L’enquête sur l’attentat de Karachi en 2002 prend une tournure de plus en plus politique. Les révélations de l'ex-ministre de la Défense Charles Millon sur les ventes d'armes au Pakistan relancent les interrogations sur le financement de la campagne d'Edouard Balladur en 1995.
Les noms de Jacques Chirac, Nicolas Sarkozy, Edouard Balladur et Dominique de Villepin apparaissent à plusieurs reprises. Quel aurait été leur rôle ?
Jacques Chirac coupe les robinets. Lorsqu’il devient président de la République, Jacques Chirac est informé que la France verse des commissions à plusieurs acteurs ayant “facilité“ la signature d’un important contrat avec le Pakistan pour construire des sous-marins militaires.
Ces commissions ne paraissant pas justifiées, il ordonne à son ministre de la Défense, Charles Million, de mettre fin au versement. En coupant ce robinet financier, la France pourrait s’être attiré les foudres de plusieurs intermédiaires, dont des haut-gradés pakistanais soupçonnés d’avoir joué un rôle dans l’attentat de Karachi.
Edouard Balladur aurait bénéficié de rétrocommissions. Chargé de l’enquête sur l’attentat, le juge Renaud Van Ruymbeke suspecte qu’une partie de commissions versées à des intermédiaires aurait pu être reversées en France pour financer la campagne présidentielle d’Edouard Balladur. En clair, des responsables français auraient sciemment gonflé ces commissions pour en récupérer une partie, c’est ce qu’on appelle des rétrocommissions.
Bien qu’il nie de telles accusations, Edouard Balladur n’a d’ailleurs pas pu justifier l’origine de certains fonds ayant financé sa campagne. Libération évoque un versement de 10 millions de francs (1,5 millions d’euros). Jacques Chirac aurait eu d’autant moins de scrupules à stopper le versement de commissions qu’Edouard Balladur était alors son principal rival, ayant provoqué un schisme au sein du RPR.

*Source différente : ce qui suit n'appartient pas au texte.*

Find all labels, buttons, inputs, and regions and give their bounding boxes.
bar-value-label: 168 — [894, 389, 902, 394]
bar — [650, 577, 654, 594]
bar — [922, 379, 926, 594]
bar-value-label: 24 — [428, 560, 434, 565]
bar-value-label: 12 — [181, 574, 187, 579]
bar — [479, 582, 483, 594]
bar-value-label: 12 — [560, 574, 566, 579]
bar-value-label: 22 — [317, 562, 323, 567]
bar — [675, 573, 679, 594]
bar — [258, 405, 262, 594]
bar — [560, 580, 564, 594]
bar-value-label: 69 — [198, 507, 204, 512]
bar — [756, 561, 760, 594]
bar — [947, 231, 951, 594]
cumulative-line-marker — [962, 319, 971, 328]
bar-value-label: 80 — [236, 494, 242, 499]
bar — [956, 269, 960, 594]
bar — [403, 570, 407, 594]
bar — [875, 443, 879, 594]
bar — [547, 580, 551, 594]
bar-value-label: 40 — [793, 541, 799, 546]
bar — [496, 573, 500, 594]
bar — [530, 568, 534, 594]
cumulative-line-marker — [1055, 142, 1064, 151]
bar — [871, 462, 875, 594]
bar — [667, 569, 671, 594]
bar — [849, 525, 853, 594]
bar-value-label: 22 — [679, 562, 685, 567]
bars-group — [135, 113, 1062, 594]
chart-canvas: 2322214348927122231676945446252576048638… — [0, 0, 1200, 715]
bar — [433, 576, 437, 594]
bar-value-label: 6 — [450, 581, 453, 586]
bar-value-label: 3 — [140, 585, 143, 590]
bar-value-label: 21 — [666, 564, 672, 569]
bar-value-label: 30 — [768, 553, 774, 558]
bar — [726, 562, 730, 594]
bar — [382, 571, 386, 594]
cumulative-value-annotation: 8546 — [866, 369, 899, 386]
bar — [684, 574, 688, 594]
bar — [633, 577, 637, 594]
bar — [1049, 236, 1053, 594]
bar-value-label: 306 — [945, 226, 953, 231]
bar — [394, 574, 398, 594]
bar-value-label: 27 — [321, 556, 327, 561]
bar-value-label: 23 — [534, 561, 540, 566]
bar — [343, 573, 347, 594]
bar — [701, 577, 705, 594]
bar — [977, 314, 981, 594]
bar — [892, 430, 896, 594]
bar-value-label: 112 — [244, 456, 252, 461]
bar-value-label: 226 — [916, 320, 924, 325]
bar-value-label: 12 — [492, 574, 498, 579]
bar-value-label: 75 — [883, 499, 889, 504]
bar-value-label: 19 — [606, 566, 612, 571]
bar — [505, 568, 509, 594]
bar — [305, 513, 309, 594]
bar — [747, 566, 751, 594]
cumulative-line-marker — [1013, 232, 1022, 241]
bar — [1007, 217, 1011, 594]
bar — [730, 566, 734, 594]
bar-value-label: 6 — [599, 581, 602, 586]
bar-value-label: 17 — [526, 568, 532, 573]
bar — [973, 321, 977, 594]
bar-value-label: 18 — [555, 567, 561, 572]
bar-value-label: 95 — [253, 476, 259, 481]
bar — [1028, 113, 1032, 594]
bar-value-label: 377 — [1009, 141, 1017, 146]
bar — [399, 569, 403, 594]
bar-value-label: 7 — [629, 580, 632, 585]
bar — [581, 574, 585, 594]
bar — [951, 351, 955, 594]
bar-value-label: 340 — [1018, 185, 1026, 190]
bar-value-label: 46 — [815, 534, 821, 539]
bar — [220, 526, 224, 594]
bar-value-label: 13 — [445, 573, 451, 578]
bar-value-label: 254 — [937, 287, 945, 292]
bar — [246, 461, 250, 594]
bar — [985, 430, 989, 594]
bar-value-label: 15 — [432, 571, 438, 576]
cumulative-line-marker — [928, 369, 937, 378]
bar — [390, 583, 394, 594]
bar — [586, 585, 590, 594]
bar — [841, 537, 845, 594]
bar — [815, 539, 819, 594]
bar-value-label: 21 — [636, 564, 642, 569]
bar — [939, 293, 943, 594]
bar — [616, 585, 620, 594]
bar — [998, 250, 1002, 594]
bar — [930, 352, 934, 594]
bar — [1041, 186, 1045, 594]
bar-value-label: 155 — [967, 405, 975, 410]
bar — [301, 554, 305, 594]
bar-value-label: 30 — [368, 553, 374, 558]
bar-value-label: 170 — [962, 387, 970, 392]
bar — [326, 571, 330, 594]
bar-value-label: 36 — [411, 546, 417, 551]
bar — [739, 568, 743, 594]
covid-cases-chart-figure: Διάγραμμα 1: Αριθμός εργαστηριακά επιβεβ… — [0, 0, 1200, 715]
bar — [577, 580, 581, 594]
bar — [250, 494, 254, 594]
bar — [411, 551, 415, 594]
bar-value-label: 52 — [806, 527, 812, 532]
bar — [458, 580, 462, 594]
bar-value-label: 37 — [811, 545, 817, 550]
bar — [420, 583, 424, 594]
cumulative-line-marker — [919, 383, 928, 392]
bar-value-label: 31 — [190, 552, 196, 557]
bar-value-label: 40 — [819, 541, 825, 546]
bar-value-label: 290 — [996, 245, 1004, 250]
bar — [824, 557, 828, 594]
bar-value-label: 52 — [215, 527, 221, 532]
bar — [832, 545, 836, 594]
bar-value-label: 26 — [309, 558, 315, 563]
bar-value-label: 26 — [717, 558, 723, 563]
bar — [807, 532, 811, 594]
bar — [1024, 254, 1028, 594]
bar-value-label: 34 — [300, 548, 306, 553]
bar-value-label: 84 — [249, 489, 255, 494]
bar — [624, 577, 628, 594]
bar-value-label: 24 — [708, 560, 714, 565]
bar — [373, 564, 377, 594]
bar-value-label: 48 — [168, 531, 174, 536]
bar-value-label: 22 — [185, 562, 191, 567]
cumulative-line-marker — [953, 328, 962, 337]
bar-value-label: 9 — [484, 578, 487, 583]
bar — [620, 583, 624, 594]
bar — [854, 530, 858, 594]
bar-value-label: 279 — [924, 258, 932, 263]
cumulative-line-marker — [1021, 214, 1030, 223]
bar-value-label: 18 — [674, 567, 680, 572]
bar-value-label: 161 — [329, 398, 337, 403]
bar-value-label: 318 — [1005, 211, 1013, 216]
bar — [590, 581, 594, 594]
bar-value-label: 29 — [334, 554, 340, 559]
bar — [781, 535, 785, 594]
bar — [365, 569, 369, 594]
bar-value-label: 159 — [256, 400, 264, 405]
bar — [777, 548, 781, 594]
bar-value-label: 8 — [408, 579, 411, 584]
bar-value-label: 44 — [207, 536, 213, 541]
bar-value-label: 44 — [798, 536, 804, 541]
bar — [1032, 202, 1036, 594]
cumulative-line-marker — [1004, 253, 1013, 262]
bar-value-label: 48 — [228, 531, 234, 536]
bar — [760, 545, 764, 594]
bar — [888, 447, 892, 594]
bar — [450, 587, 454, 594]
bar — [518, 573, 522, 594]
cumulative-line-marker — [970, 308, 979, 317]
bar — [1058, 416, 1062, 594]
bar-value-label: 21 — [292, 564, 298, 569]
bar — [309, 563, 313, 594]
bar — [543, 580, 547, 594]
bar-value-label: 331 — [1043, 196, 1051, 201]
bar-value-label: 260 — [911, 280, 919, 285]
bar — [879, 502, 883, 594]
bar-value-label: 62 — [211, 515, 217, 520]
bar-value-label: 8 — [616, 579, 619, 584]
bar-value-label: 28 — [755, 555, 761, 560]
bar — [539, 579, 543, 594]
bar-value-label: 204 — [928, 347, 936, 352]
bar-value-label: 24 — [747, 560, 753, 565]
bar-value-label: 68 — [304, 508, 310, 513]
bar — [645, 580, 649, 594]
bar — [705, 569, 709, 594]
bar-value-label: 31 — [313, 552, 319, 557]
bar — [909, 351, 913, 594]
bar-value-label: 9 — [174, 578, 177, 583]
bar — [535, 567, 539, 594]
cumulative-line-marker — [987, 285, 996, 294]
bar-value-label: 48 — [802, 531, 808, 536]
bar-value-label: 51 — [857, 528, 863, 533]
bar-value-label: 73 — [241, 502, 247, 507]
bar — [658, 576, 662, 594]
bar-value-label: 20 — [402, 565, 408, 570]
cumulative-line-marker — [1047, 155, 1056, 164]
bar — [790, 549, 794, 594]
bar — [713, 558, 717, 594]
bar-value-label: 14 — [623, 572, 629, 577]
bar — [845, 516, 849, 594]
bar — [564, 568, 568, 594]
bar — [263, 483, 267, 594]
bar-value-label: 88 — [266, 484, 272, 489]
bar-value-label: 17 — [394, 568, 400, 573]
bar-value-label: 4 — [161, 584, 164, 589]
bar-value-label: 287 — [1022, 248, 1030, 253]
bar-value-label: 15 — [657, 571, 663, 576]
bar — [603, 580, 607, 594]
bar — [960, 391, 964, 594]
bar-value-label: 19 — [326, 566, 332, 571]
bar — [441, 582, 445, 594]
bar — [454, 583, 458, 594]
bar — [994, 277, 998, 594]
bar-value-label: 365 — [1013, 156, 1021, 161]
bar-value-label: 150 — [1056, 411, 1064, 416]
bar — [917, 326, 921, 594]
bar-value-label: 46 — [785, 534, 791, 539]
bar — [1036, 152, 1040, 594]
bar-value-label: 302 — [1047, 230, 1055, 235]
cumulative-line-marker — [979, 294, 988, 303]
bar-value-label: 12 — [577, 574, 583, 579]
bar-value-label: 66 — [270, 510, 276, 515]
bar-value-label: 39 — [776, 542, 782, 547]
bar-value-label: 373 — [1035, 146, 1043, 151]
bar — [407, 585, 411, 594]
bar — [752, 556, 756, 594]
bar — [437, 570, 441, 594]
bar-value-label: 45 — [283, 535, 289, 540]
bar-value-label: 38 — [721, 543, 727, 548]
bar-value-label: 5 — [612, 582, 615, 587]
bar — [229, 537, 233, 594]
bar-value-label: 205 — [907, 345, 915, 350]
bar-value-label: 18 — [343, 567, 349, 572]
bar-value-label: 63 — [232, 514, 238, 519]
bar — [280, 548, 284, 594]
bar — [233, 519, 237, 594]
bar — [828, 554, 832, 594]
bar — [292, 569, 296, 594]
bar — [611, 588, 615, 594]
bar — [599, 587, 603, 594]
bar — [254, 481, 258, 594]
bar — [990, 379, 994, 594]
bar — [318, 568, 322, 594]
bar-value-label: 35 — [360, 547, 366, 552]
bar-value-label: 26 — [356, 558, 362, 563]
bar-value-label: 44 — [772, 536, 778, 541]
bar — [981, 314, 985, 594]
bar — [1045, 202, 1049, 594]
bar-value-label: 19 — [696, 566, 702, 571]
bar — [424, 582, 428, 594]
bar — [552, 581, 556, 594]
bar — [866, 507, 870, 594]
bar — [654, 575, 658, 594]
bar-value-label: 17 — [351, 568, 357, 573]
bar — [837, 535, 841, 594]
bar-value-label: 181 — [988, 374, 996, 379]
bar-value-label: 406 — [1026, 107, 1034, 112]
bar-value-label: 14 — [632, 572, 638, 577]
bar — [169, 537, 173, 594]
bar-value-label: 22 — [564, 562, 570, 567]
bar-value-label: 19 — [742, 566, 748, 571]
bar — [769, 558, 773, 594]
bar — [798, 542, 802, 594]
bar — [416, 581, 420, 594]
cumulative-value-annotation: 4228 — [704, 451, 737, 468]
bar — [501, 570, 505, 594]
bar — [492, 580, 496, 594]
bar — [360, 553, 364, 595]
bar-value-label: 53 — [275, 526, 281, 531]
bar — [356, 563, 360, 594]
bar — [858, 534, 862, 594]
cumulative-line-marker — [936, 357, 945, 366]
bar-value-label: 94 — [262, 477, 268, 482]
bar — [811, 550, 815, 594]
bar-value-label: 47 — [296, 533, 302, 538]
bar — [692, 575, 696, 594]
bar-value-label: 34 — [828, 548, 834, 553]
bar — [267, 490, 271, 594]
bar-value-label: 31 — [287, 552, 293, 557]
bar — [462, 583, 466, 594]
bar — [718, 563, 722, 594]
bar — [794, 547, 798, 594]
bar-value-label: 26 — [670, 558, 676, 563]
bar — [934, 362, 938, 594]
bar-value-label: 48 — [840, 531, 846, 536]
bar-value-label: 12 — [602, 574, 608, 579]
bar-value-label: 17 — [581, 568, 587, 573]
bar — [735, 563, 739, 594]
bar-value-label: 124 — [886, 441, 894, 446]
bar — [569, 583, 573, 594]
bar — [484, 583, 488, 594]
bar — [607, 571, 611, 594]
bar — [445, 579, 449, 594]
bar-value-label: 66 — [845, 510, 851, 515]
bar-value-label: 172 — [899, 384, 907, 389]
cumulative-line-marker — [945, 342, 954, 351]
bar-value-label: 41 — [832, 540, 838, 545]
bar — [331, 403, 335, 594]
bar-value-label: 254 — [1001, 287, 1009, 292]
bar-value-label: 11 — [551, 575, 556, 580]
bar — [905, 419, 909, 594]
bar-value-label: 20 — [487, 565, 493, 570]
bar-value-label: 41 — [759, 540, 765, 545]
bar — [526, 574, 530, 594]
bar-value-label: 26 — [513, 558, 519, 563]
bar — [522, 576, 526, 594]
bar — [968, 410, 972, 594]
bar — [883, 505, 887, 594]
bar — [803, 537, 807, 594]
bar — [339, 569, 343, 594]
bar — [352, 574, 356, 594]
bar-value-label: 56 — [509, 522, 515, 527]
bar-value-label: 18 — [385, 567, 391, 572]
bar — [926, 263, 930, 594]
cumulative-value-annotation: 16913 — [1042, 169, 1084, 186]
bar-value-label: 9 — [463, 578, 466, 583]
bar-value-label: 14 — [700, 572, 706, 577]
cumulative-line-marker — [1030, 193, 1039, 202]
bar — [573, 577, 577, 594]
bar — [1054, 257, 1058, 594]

Nicolas Sarkozy aurait été au courant. Il était ministre du Budget lors de la signature du contrat pakistanais en 1994. C’est lui qui a validé le montant des commissions, encore légales à l'époque, et donné son feu vert à la création de sociétés offshore par lesquelles transitaient cet argent.
C’est donc un acteur central qui a participé à la mise en place d’un système financier qui aurait pu permettre de faire revenir de l’argent en France. De plus, il était le porte-parole d'Edouard Balladur lors de la campagne présidentielle en 1995, ce qui alimente les soupçons de rétrocommission à usage électoral.
Dominique de Villepin, bras droit de Chirac. En 1995, l’ancien Premier ministre est secrétaire général de l'Elysée, c’est-à-dire l’homme de confiance de Chirac. Il était donc régulièrement informé par le ministère de la Défense et les services de renseignement sur ces fameuses commissions. C’est donc un acteur incontournable, très au courant de cette affaire.
Alain Juppé, Premier ministre à l'époque. Le maire de Bordeaux est le Premier ministre de Jacques Chirac en 1995, lorsque celui-ci a décidé de mettre fin au versement des commissions. Les familles des victimes réclament son audition par la justice, espérant qu'il puisse donner des précisions sur ce que savait le gouvernement lorsqu'il a pris sa décision.